Before I moved to Charlottesville, I already had a picture in my mind of the perfect place to live. It was a university town with a balance between culture and country. A place with a liberal view of the world that retained its history. A river ran through the middle. You could get a job that paid enough money to buy a house, in the city or the country, depending on your preference.
I’ve tried to find U-topia before, and when I was living near Western Carolina University, the search put me in the middle of a conversation about the difference between a college town and a town with a college. In one, the university is an economic and cultural center that enhances but doesn’t subsume the flavor of the place. In the other, it’s more like an occupying Roman army.

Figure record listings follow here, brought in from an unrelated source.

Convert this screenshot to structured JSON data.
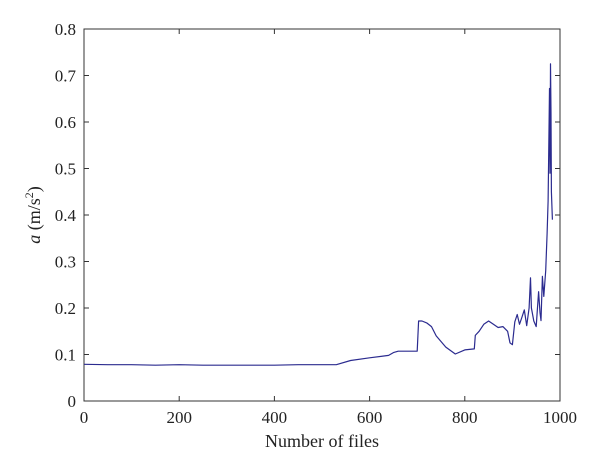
{
  "chart_data": {
    "type": "line",
    "xlabel": "Number of files",
    "ylabel_italic": "a",
    "ylabel_unit_prefix": " (m/s",
    "ylabel_unit_sup": "2",
    "ylabel_unit_suffix": ")",
    "xlim": [
      0,
      1000
    ],
    "ylim": [
      0,
      0.8
    ],
    "xticks": [
      0,
      200,
      400,
      600,
      800,
      1000
    ],
    "yticks": [
      0,
      0.1,
      0.2,
      0.3,
      0.4,
      0.5,
      0.6,
      0.7,
      0.8
    ],
    "xtick_labels": [
      "0",
      "200",
      "400",
      "600",
      "800",
      "1000"
    ],
    "ytick_labels": [
      "0",
      "0.1",
      "0.2",
      "0.3",
      "0.4",
      "0.5",
      "0.6",
      "0.7",
      "0.8"
    ],
    "grid": false,
    "color": "#2b2b8f",
    "series": [
      {
        "x": [
          0,
          50,
          100,
          150,
          200,
          250,
          300,
          350,
          400,
          450,
          500,
          530,
          560,
          600,
          640,
          650,
          660,
          700,
          703,
          710,
          720,
          730,
          740,
          760,
          780,
          800,
          820,
          822,
          830,
          840,
          850,
          860,
          870,
          880,
          890,
          895,
          900,
          905,
          910,
          915,
          920,
          925,
          930,
          935,
          938,
          940,
          945,
          950,
          955,
          958,
          960,
          963,
          966,
          970,
          973,
          975,
          977,
          978,
          979,
          980,
          981,
          982,
          984
        ],
        "y": [
          0.079,
          0.078,
          0.078,
          0.077,
          0.078,
          0.077,
          0.077,
          0.077,
          0.077,
          0.078,
          0.078,
          0.078,
          0.087,
          0.093,
          0.098,
          0.104,
          0.107,
          0.107,
          0.172,
          0.172,
          0.168,
          0.16,
          0.14,
          0.116,
          0.101,
          0.11,
          0.112,
          0.141,
          0.15,
          0.165,
          0.172,
          0.165,
          0.158,
          0.16,
          0.15,
          0.125,
          0.121,
          0.17,
          0.186,
          0.165,
          0.18,
          0.196,
          0.162,
          0.2,
          0.265,
          0.2,
          0.172,
          0.16,
          0.235,
          0.19,
          0.173,
          0.268,
          0.225,
          0.28,
          0.36,
          0.43,
          0.6,
          0.672,
          0.49,
          0.725,
          0.62,
          0.45,
          0.39
        ]
      }
    ]
  }
}
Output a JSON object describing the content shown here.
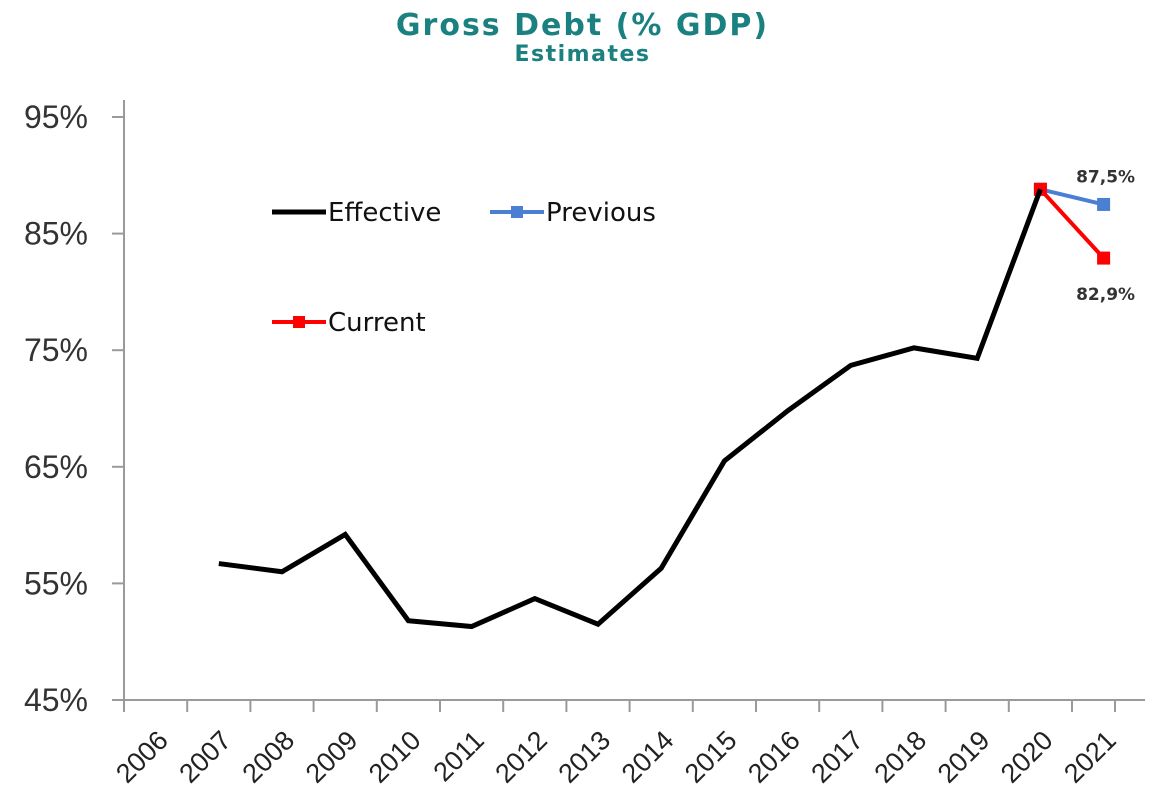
{
  "chart_data": {
    "type": "line",
    "title": "Gross Debt (% GDP)",
    "subtitle": "Estimates",
    "xlabel": "",
    "ylabel": "",
    "ylim": [
      45,
      95
    ],
    "y_ticks": [
      "45%",
      "55%",
      "65%",
      "75%",
      "85%",
      "95%"
    ],
    "categories": [
      "2006",
      "2007",
      "2008",
      "2009",
      "2010",
      "2011",
      "2012",
      "2013",
      "2014",
      "2015",
      "2016",
      "2017",
      "2018",
      "2019",
      "2020",
      "2021"
    ],
    "series": [
      {
        "name": "Effective",
        "color": "#000000",
        "marker": "none",
        "x": [
          "2007",
          "2008",
          "2009",
          "2010",
          "2011",
          "2012",
          "2013",
          "2014",
          "2015",
          "2016",
          "2017",
          "2018",
          "2019",
          "2020"
        ],
        "values": [
          56.7,
          56.0,
          59.2,
          51.8,
          51.3,
          53.7,
          51.5,
          56.3,
          65.5,
          69.8,
          73.7,
          75.2,
          74.3,
          88.8
        ]
      },
      {
        "name": "Previous",
        "color": "#4a7fd4",
        "marker": "square",
        "x": [
          "2020",
          "2021"
        ],
        "values": [
          88.8,
          87.5
        ]
      },
      {
        "name": "Current",
        "color": "#ff0000",
        "marker": "square",
        "x": [
          "2020",
          "2021"
        ],
        "values": [
          88.8,
          82.9
        ]
      }
    ],
    "annotations": [
      {
        "text": "87,5%",
        "series": "Previous",
        "x": "2021"
      },
      {
        "text": "82,9%",
        "series": "Current",
        "x": "2021"
      }
    ],
    "legend_position": "upper-left",
    "grid": false
  }
}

Missoula, Madison, Eugene, Burlington are all neat cities, and they exemplify how in practice there is always a creative tension between school and town. Universities, like armies, want to grow. University towns, which people choose to live in because they are not big cities, don’t.
In my U-topia, I bike to work instead of driving. I can hear music any night of the week. My neighbors wave. I can walk to the river. The food and drink are city good.
At the Monticello Heritage Harvest Festival last weekend––which was a really exciting demonstration of the energy around sustainable agriculture, local food, and cultural preservation––I remembered something about places. You have to love them as they are…but to love them as they are, you have to want to make them better.
Another one of Jefferson’s paradoxes, I guess. Jean-Jacques Rousseau said he’d rather be a man of paradoxes than one of prejudices. I’d rather live in a place of paradoxes than prejudices.